Alışıldık Ülkelerden Alışılmadık Kültürler
Ya bütün ülkeler aynı kültüre sahip olsaydı? Bu size ilgi çekici gelir miydi?
Antropolog Cristina De Rossi kültürü “Kültür dinimizi, yiyeceğimizi, neyi, nasıl giydiğimizi, dilimizi, evliliğimizi, müziğimizi, neyin doğru neyin yanlış olduğuna inandığımızı, masaya nasıl oturduğumuzu, misafirlerimizi nasıl karşıladığımızı, sevdiklerimize nasıl davrandığımızı ve bunlar gibi milyonlarca şeyi kapsar.” diyerek tanımlıyor.
Kültürü oluşturan bu kadar fazla öge varken ve kültür bölgeden bölgeye bile değişkenlik gösterirken yüzlerce ülkenin de aynı kültüre sahip olmasını bekleyemeyiz. Ya bütün ülkeler aynı kültüre sahip olsaydı? Bu size ilgi çekici gelir miydi? Muhtemelen cevabınız hayır olurdu. Bir kültürün bize ilginç gelmesinin nedeni içinde doğup büyüdüğümüz kültürden farklı olmasıdır. Ülkeleri temelde birbirinden farklı kılan şey onların kültürleridir. Bildiğimiz üzere her ülkenin farklı kültürel aktiviteleri ve ritüelleri vardır. Bunlardan bazılarını sizlerle paylaşacağım.
1) El Salto del Colacho
İlk örneğimiz İspanya’dan geliyor:El Salto del Colacho ya da bizim bildiğimiz adıyla Bebek üzerinden atlama festivali. Her yıl Corpus Christi Bayramı’ndan sonraki pazar günü, İspanya’nın Castrillo de Murcia köyünde gerçekleştirilen bu festivalde erkekler şeytan kostümü giyerek yerde yatan bebeklerin üzerinden atlarlar. Köy halkının inanışına göre bu şekilde bebeklerin günahlarından arınacakları düşünülüyor. Tarihi 1620’li yıllara kadar uzanan bu festival iyiliğin kötülüğe karşı zaferini temsil eden Katolik ve Pagan ritüellerinin bir karışımı olduğuna inanılıyor. Kökeni hakkında tam olarak kesin bir bilgi olmasa da bazı tarihçiler bunun doğurganlık festivali olarak başlamış olabileceğini düşünüyor.
2) Famadihana
Madagaskar’da Malagasi kabilesi tarafından genellikle yedi yılda bir gerçekleştirilen bu festival size biraz garip gelebilir. Çünkü bu festivalde kabile üyeleri ölen yakınlarını mezardan çıkarıp onları yeni bir beze sardıktan sonra müzik eşliğinde cesetlerle mezarların etrafında dans ediyorlar.
3) Tarçın Dökme
Bu sefer ki ise bir Danimarka geleneği. Bu geleneğin dünyayı dolaşırken gittikleri yerlerde kaldıkları kısa sürede birisiyle tanışıp yuva kurabilme şansına sahip olamayan Danimarkalı baharat tüccarlarından bugüne aktarıldığı düşünülüyor.
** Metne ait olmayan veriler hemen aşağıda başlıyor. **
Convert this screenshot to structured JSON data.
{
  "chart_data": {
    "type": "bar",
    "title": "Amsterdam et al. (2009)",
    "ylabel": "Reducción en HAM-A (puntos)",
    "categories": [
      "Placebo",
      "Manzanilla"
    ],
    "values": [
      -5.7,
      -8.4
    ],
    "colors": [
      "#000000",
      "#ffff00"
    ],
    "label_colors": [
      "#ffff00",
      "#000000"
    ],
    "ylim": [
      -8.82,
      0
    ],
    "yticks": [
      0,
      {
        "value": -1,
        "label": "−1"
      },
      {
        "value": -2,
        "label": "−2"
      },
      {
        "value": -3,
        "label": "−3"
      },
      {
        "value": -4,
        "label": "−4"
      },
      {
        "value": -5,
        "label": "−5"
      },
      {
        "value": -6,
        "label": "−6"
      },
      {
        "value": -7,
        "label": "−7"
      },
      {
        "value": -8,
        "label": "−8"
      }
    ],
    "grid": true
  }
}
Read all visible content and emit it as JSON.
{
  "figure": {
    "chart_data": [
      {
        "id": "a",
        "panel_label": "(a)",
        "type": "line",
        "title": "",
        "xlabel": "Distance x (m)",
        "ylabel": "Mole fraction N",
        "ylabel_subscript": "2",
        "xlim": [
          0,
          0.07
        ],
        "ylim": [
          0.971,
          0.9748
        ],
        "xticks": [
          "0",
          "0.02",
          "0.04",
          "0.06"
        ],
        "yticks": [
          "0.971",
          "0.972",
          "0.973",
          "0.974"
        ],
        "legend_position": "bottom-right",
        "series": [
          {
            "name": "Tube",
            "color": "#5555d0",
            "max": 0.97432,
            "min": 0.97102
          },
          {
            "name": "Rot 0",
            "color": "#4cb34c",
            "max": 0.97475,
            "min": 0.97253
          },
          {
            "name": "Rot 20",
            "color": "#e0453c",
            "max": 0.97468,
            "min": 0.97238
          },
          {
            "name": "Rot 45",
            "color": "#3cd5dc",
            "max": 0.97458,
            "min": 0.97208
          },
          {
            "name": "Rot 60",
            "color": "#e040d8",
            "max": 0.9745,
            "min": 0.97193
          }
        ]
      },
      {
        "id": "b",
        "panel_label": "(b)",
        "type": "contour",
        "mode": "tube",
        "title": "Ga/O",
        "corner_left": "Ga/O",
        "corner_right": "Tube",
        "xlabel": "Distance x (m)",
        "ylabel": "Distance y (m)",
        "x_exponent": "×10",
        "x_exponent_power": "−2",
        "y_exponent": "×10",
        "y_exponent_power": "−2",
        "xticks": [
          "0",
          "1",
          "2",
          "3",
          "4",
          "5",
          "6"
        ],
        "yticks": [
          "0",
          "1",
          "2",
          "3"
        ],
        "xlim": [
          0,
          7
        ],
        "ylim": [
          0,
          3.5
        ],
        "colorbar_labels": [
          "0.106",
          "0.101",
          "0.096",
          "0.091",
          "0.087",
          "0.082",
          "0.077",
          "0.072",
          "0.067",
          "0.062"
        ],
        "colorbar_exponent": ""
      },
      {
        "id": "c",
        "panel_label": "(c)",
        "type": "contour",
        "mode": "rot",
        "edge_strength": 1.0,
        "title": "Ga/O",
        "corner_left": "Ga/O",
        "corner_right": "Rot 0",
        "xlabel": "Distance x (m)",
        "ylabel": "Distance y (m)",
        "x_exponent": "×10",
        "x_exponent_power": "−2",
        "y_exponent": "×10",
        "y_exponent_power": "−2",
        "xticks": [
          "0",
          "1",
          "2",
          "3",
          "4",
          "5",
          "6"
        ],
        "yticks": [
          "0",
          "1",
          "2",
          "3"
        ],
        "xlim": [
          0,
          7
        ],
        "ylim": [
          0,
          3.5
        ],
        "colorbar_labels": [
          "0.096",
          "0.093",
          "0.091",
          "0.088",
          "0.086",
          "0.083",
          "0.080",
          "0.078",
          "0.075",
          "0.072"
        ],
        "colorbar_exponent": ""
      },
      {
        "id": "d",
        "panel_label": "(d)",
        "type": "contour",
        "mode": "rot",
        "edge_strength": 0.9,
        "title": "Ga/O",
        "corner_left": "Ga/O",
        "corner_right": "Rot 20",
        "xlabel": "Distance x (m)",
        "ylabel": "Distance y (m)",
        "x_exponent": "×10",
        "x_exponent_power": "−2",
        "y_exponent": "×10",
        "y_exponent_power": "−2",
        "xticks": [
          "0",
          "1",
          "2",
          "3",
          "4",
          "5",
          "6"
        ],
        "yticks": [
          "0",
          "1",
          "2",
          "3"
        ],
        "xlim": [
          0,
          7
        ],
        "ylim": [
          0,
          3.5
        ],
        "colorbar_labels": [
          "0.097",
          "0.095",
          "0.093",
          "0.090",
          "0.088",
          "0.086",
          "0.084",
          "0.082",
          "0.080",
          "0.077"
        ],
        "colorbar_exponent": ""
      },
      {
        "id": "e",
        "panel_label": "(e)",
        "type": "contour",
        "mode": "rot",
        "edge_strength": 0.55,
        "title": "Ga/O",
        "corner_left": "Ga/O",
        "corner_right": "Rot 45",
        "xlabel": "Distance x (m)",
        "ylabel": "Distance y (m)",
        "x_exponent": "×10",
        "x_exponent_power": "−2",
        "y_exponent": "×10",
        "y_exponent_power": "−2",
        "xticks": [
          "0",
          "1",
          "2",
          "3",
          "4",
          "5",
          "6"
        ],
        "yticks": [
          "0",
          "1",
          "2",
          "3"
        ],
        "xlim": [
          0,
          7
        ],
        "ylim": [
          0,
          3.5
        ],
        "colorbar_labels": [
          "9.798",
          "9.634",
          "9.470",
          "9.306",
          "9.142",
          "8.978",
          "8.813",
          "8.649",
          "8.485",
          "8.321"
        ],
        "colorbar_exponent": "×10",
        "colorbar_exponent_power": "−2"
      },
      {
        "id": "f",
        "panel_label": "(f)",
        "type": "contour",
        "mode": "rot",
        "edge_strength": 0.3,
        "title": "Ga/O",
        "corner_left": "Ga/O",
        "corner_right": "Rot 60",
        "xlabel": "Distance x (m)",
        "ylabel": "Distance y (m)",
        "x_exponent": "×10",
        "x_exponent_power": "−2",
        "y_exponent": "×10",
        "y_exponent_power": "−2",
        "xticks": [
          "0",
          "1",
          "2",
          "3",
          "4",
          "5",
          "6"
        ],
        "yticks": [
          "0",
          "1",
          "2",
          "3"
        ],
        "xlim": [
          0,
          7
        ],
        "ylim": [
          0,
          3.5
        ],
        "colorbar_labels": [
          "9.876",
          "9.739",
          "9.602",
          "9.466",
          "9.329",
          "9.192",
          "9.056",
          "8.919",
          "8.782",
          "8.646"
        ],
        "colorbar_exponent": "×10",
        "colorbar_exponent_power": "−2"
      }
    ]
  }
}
Danimarka, 25 yaşında hala bekar olan insanların üzerine tarçın dökmek gibi enteresan bir geleneğe sahip. 25 yaşına giren bekar bir kişinin doğum gününde arkadaşları tarafından bir nevi tarçın banyosuna maruz kalması hala devam eden yaygın bir gelenek. Bu geleneğe bakınca, 25 yaşına gelmiş insanlar evlenmediği için yargılanıyormuş gibi düşünülebilir. Fakat Danimarka’da durumlar hiç de öyle değil. Erkeklerin ortalama evlenme yaşının 34.5, kadınlarınkinin ise 32 olduğu göz önüne alındığında bunun sadece yıllardır devam eden eğlenceli bir gelenek olduğu net olarak anlaşılıyor.